Interview Question for Software Development Engineer at Microsoft:

not only the zeros in the end.

This is in fact a complicated math problem. What you want to do is to find how many trailing ceros does 100! Have with out having to Calculate the number. We know that the only way to get a trailing cero is to multiply a number by 10, or what would be the same, to miltiply it by 5 and 2. So what you want to do here is very easy, you need to find how many 2 and fives are there from 2-100. At last you would just have to check if you have more 2s or more 5s because you want to return only the smaller number.
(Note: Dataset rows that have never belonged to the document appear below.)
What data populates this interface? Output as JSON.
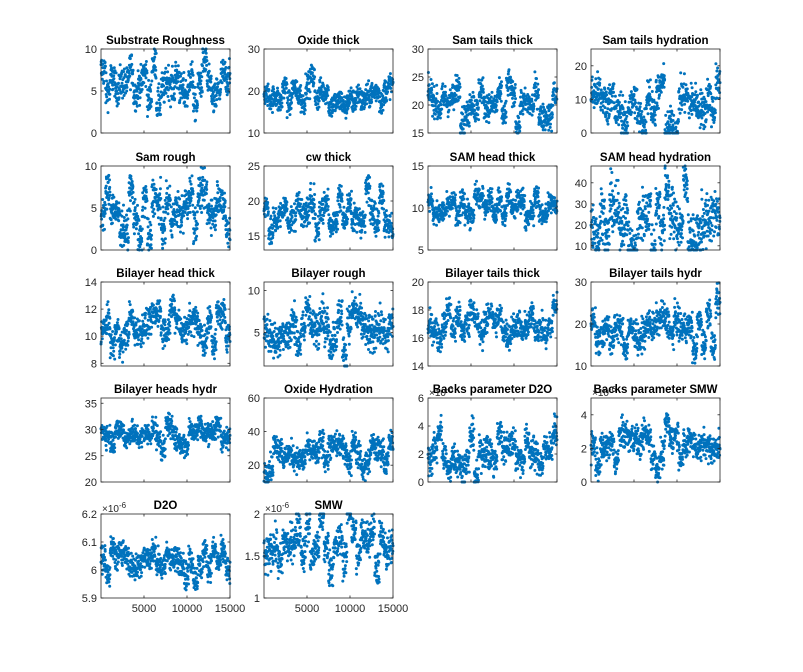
{
  "figure": {
    "background": "#ffffff",
    "marker_color": "#0072BD"
  },
  "chart_data": [
    {
      "type": "scatter",
      "title": "Substrate Roughness",
      "xlim": [
        1,
        15000
      ],
      "ylim": [
        0,
        10
      ],
      "yticks": [
        "0",
        "5",
        "10"
      ],
      "mean": 6,
      "spread": 1.6,
      "grid": false
    },
    {
      "type": "scatter",
      "title": "Oxide thick",
      "xlim": [
        1,
        15000
      ],
      "ylim": [
        10,
        30
      ],
      "yticks": [
        "10",
        "20",
        "30"
      ],
      "mean": 19,
      "spread": 2.3,
      "grid": false
    },
    {
      "type": "scatter",
      "title": "Sam tails thick",
      "xlim": [
        1,
        15000
      ],
      "ylim": [
        15,
        30
      ],
      "yticks": [
        "15",
        "20",
        "25",
        "30"
      ],
      "mean": 21,
      "spread": 2.0,
      "grid": false
    },
    {
      "type": "scatter",
      "title": "Sam tails hydration",
      "xlim": [
        1,
        15000
      ],
      "ylim": [
        0,
        25
      ],
      "yticks": [
        "0",
        "10",
        "20"
      ],
      "mean": 8,
      "spread": 4.5,
      "grid": false
    },
    {
      "type": "scatter",
      "title": "Sam rough",
      "xlim": [
        1,
        15000
      ],
      "ylim": [
        0,
        10
      ],
      "yticks": [
        "0",
        "5",
        "10"
      ],
      "mean": 4,
      "spread": 1.8,
      "grid": false
    },
    {
      "type": "scatter",
      "title": "cw thick",
      "xlim": [
        1,
        15000
      ],
      "ylim": [
        13,
        25
      ],
      "yticks": [
        "15",
        "20",
        "25"
      ],
      "mean": 18.5,
      "spread": 1.7,
      "grid": false
    },
    {
      "type": "scatter",
      "title": "SAM head thick",
      "xlim": [
        1,
        15000
      ],
      "ylim": [
        5,
        15
      ],
      "yticks": [
        "5",
        "10",
        "15"
      ],
      "mean": 10.3,
      "spread": 1.1,
      "grid": false
    },
    {
      "type": "scatter",
      "title": "SAM head hydration",
      "xlim": [
        1,
        15000
      ],
      "ylim": [
        8,
        48
      ],
      "yticks": [
        "10",
        "20",
        "30",
        "40"
      ],
      "mean": 24,
      "spread": 10,
      "grid": false
    },
    {
      "type": "scatter",
      "title": "Bilayer head thick",
      "xlim": [
        1,
        15000
      ],
      "ylim": [
        7.8,
        14
      ],
      "yticks": [
        "8",
        "10",
        "12",
        "14"
      ],
      "mean": 10.8,
      "spread": 0.9,
      "grid": false
    },
    {
      "type": "scatter",
      "title": "Bilayer rough",
      "xlim": [
        1,
        15000
      ],
      "ylim": [
        1,
        11
      ],
      "yticks": [
        "5",
        "10"
      ],
      "mean": 5.5,
      "spread": 1.8,
      "grid": false
    },
    {
      "type": "scatter",
      "title": "Bilayer tails thick",
      "xlim": [
        1,
        15000
      ],
      "ylim": [
        14,
        20
      ],
      "yticks": [
        "14",
        "16",
        "18",
        "20"
      ],
      "mean": 16.8,
      "spread": 0.8,
      "grid": false
    },
    {
      "type": "scatter",
      "title": "Bilayer tails hydr",
      "xlim": [
        1,
        15000
      ],
      "ylim": [
        10,
        30
      ],
      "yticks": [
        "10",
        "20",
        "30"
      ],
      "mean": 18.5,
      "spread": 2.8,
      "grid": false
    },
    {
      "type": "scatter",
      "title": "Bilayer heads hydr",
      "xlim": [
        1,
        15000
      ],
      "ylim": [
        20,
        36
      ],
      "yticks": [
        "20",
        "25",
        "30",
        "35"
      ],
      "mean": 29,
      "spread": 1.8,
      "grid": false
    },
    {
      "type": "scatter",
      "title": "Oxide Hydration",
      "xlim": [
        1,
        15000
      ],
      "ylim": [
        10,
        60
      ],
      "yticks": [
        "20",
        "40",
        "60"
      ],
      "mean": 28,
      "spread": 6,
      "grid": false
    },
    {
      "type": "scatter",
      "title": "Backs parameter D2O",
      "xlim": [
        1,
        15000
      ],
      "ylim": [
        0,
        6
      ],
      "yticks": [
        "0",
        "2",
        "4",
        "6"
      ],
      "exponent": "×10^-6",
      "mean": 2.3,
      "spread": 0.9,
      "grid": false
    },
    {
      "type": "scatter",
      "title": "Backs parameter SMW",
      "xlim": [
        1,
        15000
      ],
      "ylim": [
        0,
        5
      ],
      "yticks": [
        "0",
        "2",
        "4"
      ],
      "exponent": "×10^-6",
      "mean": 2.1,
      "spread": 0.7,
      "grid": false
    },
    {
      "type": "scatter",
      "title": "D2O",
      "xlim": [
        1,
        15000
      ],
      "ylim": [
        5.9,
        6.2
      ],
      "yticks": [
        "5.9",
        "6",
        "6.1",
        "6.2"
      ],
      "exponent": "×10^-6",
      "xticks": [
        "5000",
        "10000",
        "15000"
      ],
      "mean": 6.03,
      "spread": 0.04,
      "grid": false
    },
    {
      "type": "scatter",
      "title": "SMW",
      "xlim": [
        1,
        15000
      ],
      "ylim": [
        1,
        2
      ],
      "yticks": [
        "1",
        "1.5",
        "2"
      ],
      "exponent": "×10^-6",
      "xticks": [
        "5000",
        "10000",
        "15000"
      ],
      "mean": 1.6,
      "spread": 0.18,
      "grid": false
    }
  ]
}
Your code would look something like this:

two = five = 0;
For(i=0;i<101;i++)
      while(i%2==0)
            two++;
            i=i/2;
       while(i%5==0)
            five++;
            i=i/5;

if(two<five)
      return two;
else
      return five;

Any questions feel free to ask.

here's the code for my previous solution, it's in c++.

#include <iostream>

using namespace std;

int main(){

    int two=0, five=0, i;
    int num;
    for(i=2;i<101;i++)
    {
        num=i;
        while(num%2==0)
        {
            two++;
            num=num/2;
        }
        while(num%5==0)
        {
            five++;
            num=num/5;
        }
    }

    if(two<five)
        cout << "100! has " << two << " trailing ceros.\n";
    else
        cout << "100! has " << five << " trailing ceros.\n";

    return 0;
}

The question asks for the number of 0s in the decimal representation of 100!, not the number of trailing 0s, which is quite easy to find.